Neither was there abandonment of work, as alleged by respondent company. Records show that three (3) days after receipt of notice of his termination effective August 3, 1984, petitioner filed a complaint for illegal dismissal. It would be illogical for him to leave his job and later on file said complaint.[5]
Thus, standing alone, the failure of respondent company to provide petitioner with the proper forum to ventilate his side is an infringement of his constitutional right to due process. As stressed in the case of Wenphil Corporation vs. NLRC and Mallare, G.R. No. 80587, February 8, 1989, "(t)he standards of due process in judicial as well as administrative proceedings have long been established. In its bare minimum due process of law simply means giving notice and opportunity to be heard before judgment is rendered."

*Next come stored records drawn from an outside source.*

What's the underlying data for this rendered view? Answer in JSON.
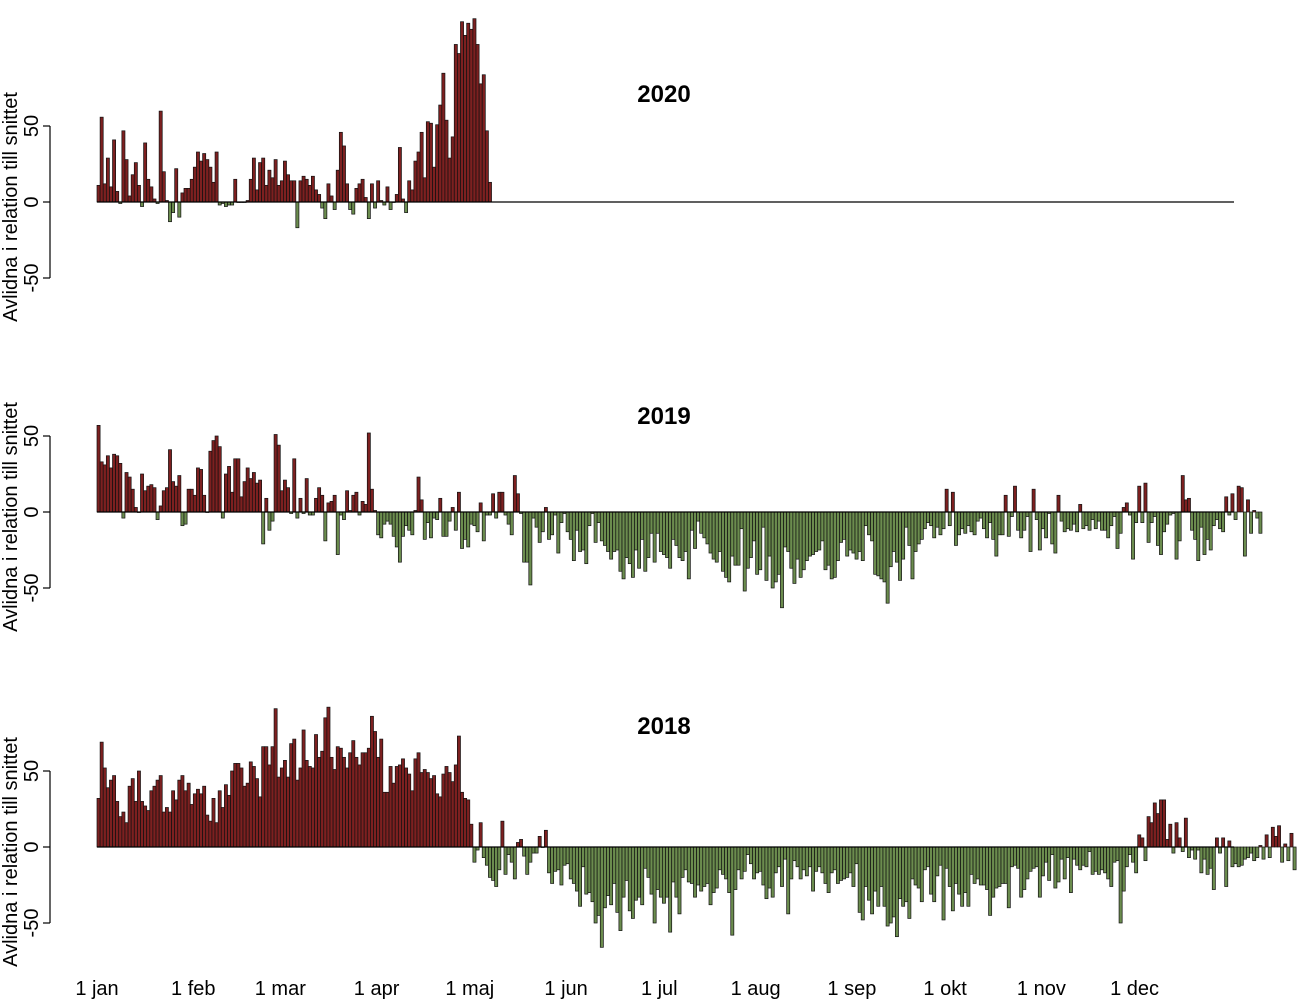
{
  "colors": {
    "positive": "#7d2020",
    "negative": "#6b8c4e",
    "zero_line": "#000000",
    "bar_stroke": "#111111"
  },
  "x_axis": {
    "ticks": [
      "1 jan",
      "1 feb",
      "1 mar",
      "1 apr",
      "1 maj",
      "1 jun",
      "1 jul",
      "1 aug",
      "1 sep",
      "1 okt",
      "1 nov",
      "1 dec"
    ],
    "tick_days": [
      1,
      32,
      60,
      91,
      121,
      152,
      182,
      213,
      244,
      274,
      305,
      335
    ]
  },
  "chart_data": [
    {
      "type": "bar",
      "title": "2020",
      "ylabel": "Avlidna i relation till snittet",
      "yticks": [
        "50",
        "0",
        "-50"
      ],
      "ylim": [
        -55,
        120
      ],
      "x": "day of year (1–366)",
      "days_shown": 366,
      "values": [
        11,
        56,
        12,
        29,
        10,
        41,
        7,
        -1,
        47,
        28,
        4,
        18,
        26,
        11,
        -3,
        39,
        15,
        10,
        2,
        -1,
        60,
        20,
        1,
        -13,
        -7,
        22,
        -10,
        6,
        9,
        9,
        15,
        23,
        33,
        27,
        32,
        28,
        23,
        13,
        33,
        -2,
        -1,
        -3,
        -2,
        -2,
        15,
        0,
        0,
        0,
        1,
        15,
        29,
        8,
        26,
        29,
        11,
        21,
        16,
        28,
        11,
        14,
        27,
        18,
        14,
        14,
        -17,
        14,
        17,
        15,
        11,
        17,
        8,
        5,
        -4,
        -11,
        12,
        4,
        -5,
        21,
        46,
        37,
        12,
        -5,
        -8,
        9,
        12,
        15,
        3,
        -11,
        12,
        -4,
        14,
        1,
        -2,
        10,
        -5,
        0,
        5,
        36,
        2,
        -7,
        14,
        8,
        27,
        33,
        46,
        16,
        53,
        52,
        23,
        51,
        64,
        85,
        54,
        29,
        43,
        104,
        98,
        119,
        110,
        118,
        114,
        121,
        104,
        78,
        84,
        47,
        13
      ],
      "value_count_note": ""
    },
    {
      "type": "bar",
      "title": "2019",
      "ylabel": "Avlidna i relation till snittet",
      "yticks": [
        "50",
        "0",
        "-50"
      ],
      "ylim": [
        -65,
        60
      ],
      "values": [
        57,
        33,
        31,
        37,
        29,
        38,
        37,
        32,
        -4,
        26,
        23,
        15,
        3,
        0,
        25,
        14,
        17,
        18,
        16,
        -5,
        4,
        14,
        16,
        41,
        20,
        17,
        24,
        -9,
        -8,
        15,
        15,
        11,
        29,
        28,
        11,
        0,
        40,
        47,
        50,
        43,
        -4,
        25,
        30,
        13,
        35,
        35,
        10,
        20,
        29,
        22,
        26,
        19,
        21,
        -21,
        9,
        -12,
        -6,
        51,
        44,
        14,
        21,
        16,
        -1,
        35,
        -4,
        9,
        -1,
        22,
        -2,
        -2,
        9,
        16,
        11,
        -19,
        6,
        7,
        11,
        -28,
        -2,
        -5,
        14,
        1,
        11,
        13,
        -2,
        7,
        5,
        52,
        15,
        1,
        -15,
        -17,
        -8,
        -6,
        -8,
        -16,
        -23,
        -33,
        -16,
        -9,
        -12,
        -15,
        1,
        23,
        8,
        -18,
        -7,
        -17,
        -4,
        -5,
        9,
        -16,
        -16,
        -6,
        3,
        -12,
        13,
        -24,
        -18,
        -23,
        -8,
        -9,
        -13,
        6,
        -19,
        -2,
        -2,
        12,
        -4,
        13,
        13,
        -2,
        -8,
        -15,
        24,
        12,
        -1,
        -33,
        -33,
        -48,
        -4,
        -10,
        -20,
        -13,
        3,
        -18,
        -15,
        -2,
        -27,
        -7,
        -1,
        -13,
        -18,
        -32,
        -12,
        -26,
        -25,
        -34,
        -9,
        -1,
        -20,
        -7,
        -19,
        -22,
        -26,
        -31,
        -26,
        -25,
        -39,
        -44,
        -30,
        -34,
        -43,
        -25,
        -37,
        -18,
        -39,
        -30,
        -14,
        -33,
        -14,
        -26,
        -28,
        -30,
        -37,
        -18,
        -22,
        -30,
        -32,
        -26,
        -44,
        -12,
        -24,
        -6,
        -14,
        -17,
        -21,
        -27,
        -31,
        -33,
        -26,
        -39,
        -43,
        -46,
        -29,
        -35,
        -35,
        -11,
        -52,
        -37,
        -30,
        -19,
        -41,
        -38,
        -10,
        -45,
        -29,
        -50,
        -46,
        -41,
        -63,
        -23,
        -26,
        -37,
        -47,
        -31,
        -43,
        -38,
        -32,
        -29,
        -28,
        -26,
        -25,
        -19,
        -38,
        -35,
        -44,
        -43,
        -32,
        -20,
        -18,
        -29,
        -25,
        -27,
        -31,
        -26,
        -32,
        -9,
        -15,
        -19,
        -41,
        -42,
        -44,
        -46,
        -60,
        -36,
        -26,
        -33,
        -45,
        -31,
        -10,
        -22,
        -44,
        -26,
        -21,
        -18,
        -11,
        -7,
        -9,
        -17,
        -10,
        -15,
        -11,
        15,
        -9,
        13,
        -22,
        -15,
        -11,
        -14,
        -9,
        -13,
        -15,
        -6,
        -4,
        -11,
        -17,
        -7,
        -18,
        -29,
        -15,
        -15,
        11,
        -16,
        -3,
        17,
        -12,
        -17,
        -12,
        -3,
        -26,
        15,
        -5,
        -25,
        -11,
        -17,
        -1,
        -21,
        -27,
        11,
        -6,
        -13,
        -11,
        -12,
        -8,
        -13,
        5,
        -11,
        -9,
        -12,
        -5,
        -11,
        -6,
        -12,
        -12,
        -17,
        -9,
        -3,
        -24,
        -14,
        3,
        6,
        -2,
        -31,
        -7,
        17,
        -7,
        19,
        -20,
        -7,
        -3,
        -22,
        -28,
        -13,
        -8,
        -2,
        -1,
        -31,
        -19,
        24,
        8,
        9,
        -12,
        -18,
        -32,
        -10,
        -28,
        -18,
        -25,
        -9,
        -5,
        -11,
        -13,
        10,
        -2,
        12,
        -5,
        17,
        16,
        -29,
        8,
        -14,
        1,
        -4,
        -14
      ],
      "value_count_note": ""
    },
    {
      "type": "bar",
      "title": "2018",
      "ylabel": "Avlidna i relation till snittet",
      "yticks": [
        "50",
        "0",
        "-50"
      ],
      "ylim": [
        -70,
        95
      ],
      "values": [
        32,
        69,
        52,
        39,
        44,
        47,
        30,
        20,
        23,
        16,
        40,
        45,
        30,
        50,
        30,
        27,
        24,
        37,
        40,
        44,
        47,
        23,
        26,
        23,
        37,
        31,
        44,
        47,
        37,
        42,
        28,
        35,
        38,
        35,
        40,
        21,
        17,
        32,
        16,
        37,
        26,
        41,
        34,
        50,
        55,
        55,
        52,
        40,
        42,
        56,
        53,
        45,
        33,
        66,
        66,
        54,
        66,
        91,
        46,
        52,
        57,
        46,
        68,
        71,
        44,
        52,
        77,
        57,
        53,
        52,
        74,
        59,
        63,
        85,
        92,
        59,
        51,
        66,
        65,
        59,
        52,
        62,
        70,
        59,
        54,
        62,
        62,
        65,
        86,
        76,
        59,
        71,
        36,
        36,
        53,
        42,
        53,
        54,
        58,
        52,
        48,
        37,
        58,
        62,
        49,
        51,
        49,
        45,
        47,
        35,
        33,
        48,
        53,
        49,
        43,
        54,
        73,
        36,
        32,
        31,
        15,
        -10,
        -2,
        16,
        -7,
        -12,
        -20,
        -22,
        -26,
        -15,
        17,
        -18,
        -5,
        -10,
        -21,
        3,
        5,
        -6,
        -18,
        -10,
        -4,
        -4,
        7,
        0,
        11,
        -17,
        -24,
        -16,
        -15,
        -25,
        -12,
        -11,
        -21,
        -24,
        -29,
        -39,
        -13,
        -31,
        -30,
        -36,
        -50,
        -45,
        -66,
        -40,
        -32,
        -38,
        -24,
        -43,
        -55,
        -33,
        -22,
        -42,
        -47,
        -35,
        -33,
        -38,
        -14,
        -20,
        -31,
        -50,
        -28,
        -33,
        -37,
        -33,
        -56,
        -23,
        -33,
        -44,
        -20,
        -15,
        -23,
        -24,
        -33,
        -25,
        -29,
        -26,
        -24,
        -38,
        -30,
        -27,
        -15,
        -18,
        -21,
        -30,
        -58,
        -28,
        -15,
        -21,
        -16,
        -5,
        -11,
        -21,
        -17,
        -16,
        -25,
        -34,
        -27,
        -33,
        -17,
        -13,
        -26,
        -8,
        -44,
        -21,
        -9,
        -13,
        -21,
        -15,
        -19,
        -13,
        -29,
        -16,
        -13,
        -17,
        -24,
        -30,
        -17,
        -15,
        -24,
        -22,
        -21,
        -20,
        -17,
        -26,
        -11,
        -43,
        -48,
        -26,
        -35,
        -44,
        -29,
        -39,
        -26,
        -39,
        -52,
        -50,
        -46,
        -59,
        -34,
        -39,
        -36,
        -47,
        -21,
        -25,
        -27,
        -36,
        -15,
        -13,
        -31,
        -36,
        -19,
        -12,
        -48,
        -14,
        -26,
        -42,
        -24,
        -31,
        -39,
        -30,
        -39,
        -18,
        -24,
        -21,
        -25,
        -25,
        -28,
        -45,
        -33,
        -27,
        -26,
        -24,
        -24,
        -40,
        -13,
        -12,
        -14,
        -33,
        -28,
        -21,
        -16,
        -14,
        -13,
        -33,
        -19,
        -10,
        -22,
        -5,
        -27,
        -23,
        -8,
        -21,
        -7,
        -30,
        -8,
        -12,
        -15,
        -12,
        -13,
        -3,
        -18,
        -16,
        -18,
        -15,
        -17,
        -21,
        -26,
        -10,
        -9,
        -50,
        -29,
        -13,
        -5,
        -10,
        -17,
        8,
        6,
        -9,
        20,
        16,
        29,
        22,
        31,
        31,
        5,
        15,
        -4,
        16,
        6,
        -3,
        19,
        -7,
        -2,
        -8,
        -2,
        -17,
        -8,
        -18,
        -14,
        -28,
        6,
        -4,
        6,
        -26,
        4,
        -13,
        -11,
        -13,
        -12,
        -8,
        -7,
        -4,
        -9,
        -7,
        1,
        -8,
        8,
        -7,
        13,
        7,
        14,
        -10,
        2,
        -9,
        9,
        -15
      ],
      "value_count_note": ""
    }
  ]
}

Considering the circumstances of this case, we hold that petitioner is not entitled to reinstatement with backwages as it was clearly established that he committed various infractions detrimental to the business of the company.* However, respondent company should be made to account for its omission to observe due process by paying the discharged petitioner indemnity in the amount of P3,000.00.
WHEREFORE, the assailed decision of the National Labor Relations Commission dated December 19, 1985 is AFFIRMED with the modification that private respondent Rhine Marketing Corporation is ordered to indemnify petitioner Ernesto Mabaylan in the amount of P3,000.00. No costs.
SO ORDERED.Gutierrez, Jr., Bidin, Davide, Jr., and Romero, JJ., concur.
[1] Rollo, p. 15
[2] Rollo, p. 12
[3] Rollo, p. 12
[4] Rollo, p. 46
[5] See Asphalt and Cement Pavers, Inc. vs. Leogardo, Jr., et. al., G.R. No. 74563, June 20, 1988.
* In his Memorandum dated September 8, 1987, petitioner has deviated from his original demand that he be re-employed and has indicated his preference for separation pay instead "due to already strained relationship" between him and respondent company (Rollo, p. 82).